では、どうすれば「見えていないパートナー」を見えるようにできるのか?
PRM
などの仕組みを活用した、実践的な3ステップの可視化アプローチをご紹介します。

STEP 1:“見えない”状態を定義する

まずは、どんな状態のパートナーを「見えていない」と判断するのかを明確にします。

例:

  • 過去30日間ログイン履歴なし
  • 支援資料の閲覧回数ゼロ
  • トレーニング受講者ゼロ
  • 提案ツール未使用
  • ポータルからの離脱率が高い

このように、「行動ログがない」状態を客観的に定義することが第一歩です。
定義すれば、アラートを出せるようになります

STEP 2:“なぜ見えていないのか”を仮説分類する

次に、「反応がない理由」を仮説で分類します。

状況

可能性

ログインしていない

そもそもアクセス経路を知らない/初期パスワード未設定

資料未閲覧

メール開封されていない/社内展開されていない

トレーニング未受講

誰が受けるべきか分からない/他業務で後回し

反応なし

興味はあるが、届いていない・分かりづらい

この仮説分岐があると、一律のフォロー施策ではなく、ステージに応じた打ち手を設計できます。

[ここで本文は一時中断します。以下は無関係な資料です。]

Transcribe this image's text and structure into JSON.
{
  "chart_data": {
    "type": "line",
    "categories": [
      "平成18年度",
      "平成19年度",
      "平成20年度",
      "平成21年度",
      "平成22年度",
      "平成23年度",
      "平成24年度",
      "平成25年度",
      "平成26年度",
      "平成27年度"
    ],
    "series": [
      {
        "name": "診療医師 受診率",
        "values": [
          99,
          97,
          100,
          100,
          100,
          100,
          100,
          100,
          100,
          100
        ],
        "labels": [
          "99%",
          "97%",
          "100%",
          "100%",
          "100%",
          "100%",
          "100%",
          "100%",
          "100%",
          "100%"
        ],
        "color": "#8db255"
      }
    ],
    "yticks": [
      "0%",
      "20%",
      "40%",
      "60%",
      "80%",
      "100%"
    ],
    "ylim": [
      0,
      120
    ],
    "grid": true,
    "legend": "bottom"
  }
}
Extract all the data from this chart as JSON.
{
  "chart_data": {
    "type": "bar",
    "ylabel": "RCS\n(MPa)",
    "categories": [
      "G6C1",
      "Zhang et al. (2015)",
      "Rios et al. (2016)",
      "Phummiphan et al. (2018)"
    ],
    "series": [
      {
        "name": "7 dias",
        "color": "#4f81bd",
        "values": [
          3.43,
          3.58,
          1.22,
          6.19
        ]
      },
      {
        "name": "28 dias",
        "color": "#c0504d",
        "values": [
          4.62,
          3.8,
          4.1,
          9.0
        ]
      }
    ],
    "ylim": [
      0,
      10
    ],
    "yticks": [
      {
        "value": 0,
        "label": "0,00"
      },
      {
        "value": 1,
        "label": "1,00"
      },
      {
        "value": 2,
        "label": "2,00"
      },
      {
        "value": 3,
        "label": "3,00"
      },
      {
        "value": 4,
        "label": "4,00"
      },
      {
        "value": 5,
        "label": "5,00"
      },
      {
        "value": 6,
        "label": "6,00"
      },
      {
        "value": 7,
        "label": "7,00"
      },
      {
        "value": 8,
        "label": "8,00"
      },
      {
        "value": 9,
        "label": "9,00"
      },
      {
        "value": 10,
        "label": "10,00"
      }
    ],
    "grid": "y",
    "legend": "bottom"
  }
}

STEP 3:ステージ別の“再可視化アプローチ”を設計する

「見えない=やる気がない」ではありません。
行動ステージに応じて、アプローチのトーンと内容を最適化することが重要です。

ステージ

アプローチ例

未着・未接続

再ログイン導線の送付+1ステップ支援動画

未展開・未認知

担当部署特定→マネージャー向けブリーフ資料送付

未活用

よくある活用例+事例紹介→再案内テンプレ

離反傾向

専任担当からの個別フォロー+簡易フィードバック依頼

このように、支援の出し方を再設計することが、可視化と成果の第一歩となります。

おわりに:「動いていない」のではない。「見えていない」だけかもしれない。

支援の可視化とは、
「反応のある代理店を最適化すること」ではなく、
「反応のない代理店に、なぜ届いていないのか」を見つけ出すことから始まります。

行動ログがゼロのまま動いてくれないと判断してしまうのは、
もしかしたら、こちら側の支援設計の責任なのかもしれません。

支援の価値を最大化するには、まず「見えていない人たちを見る力」が必要です。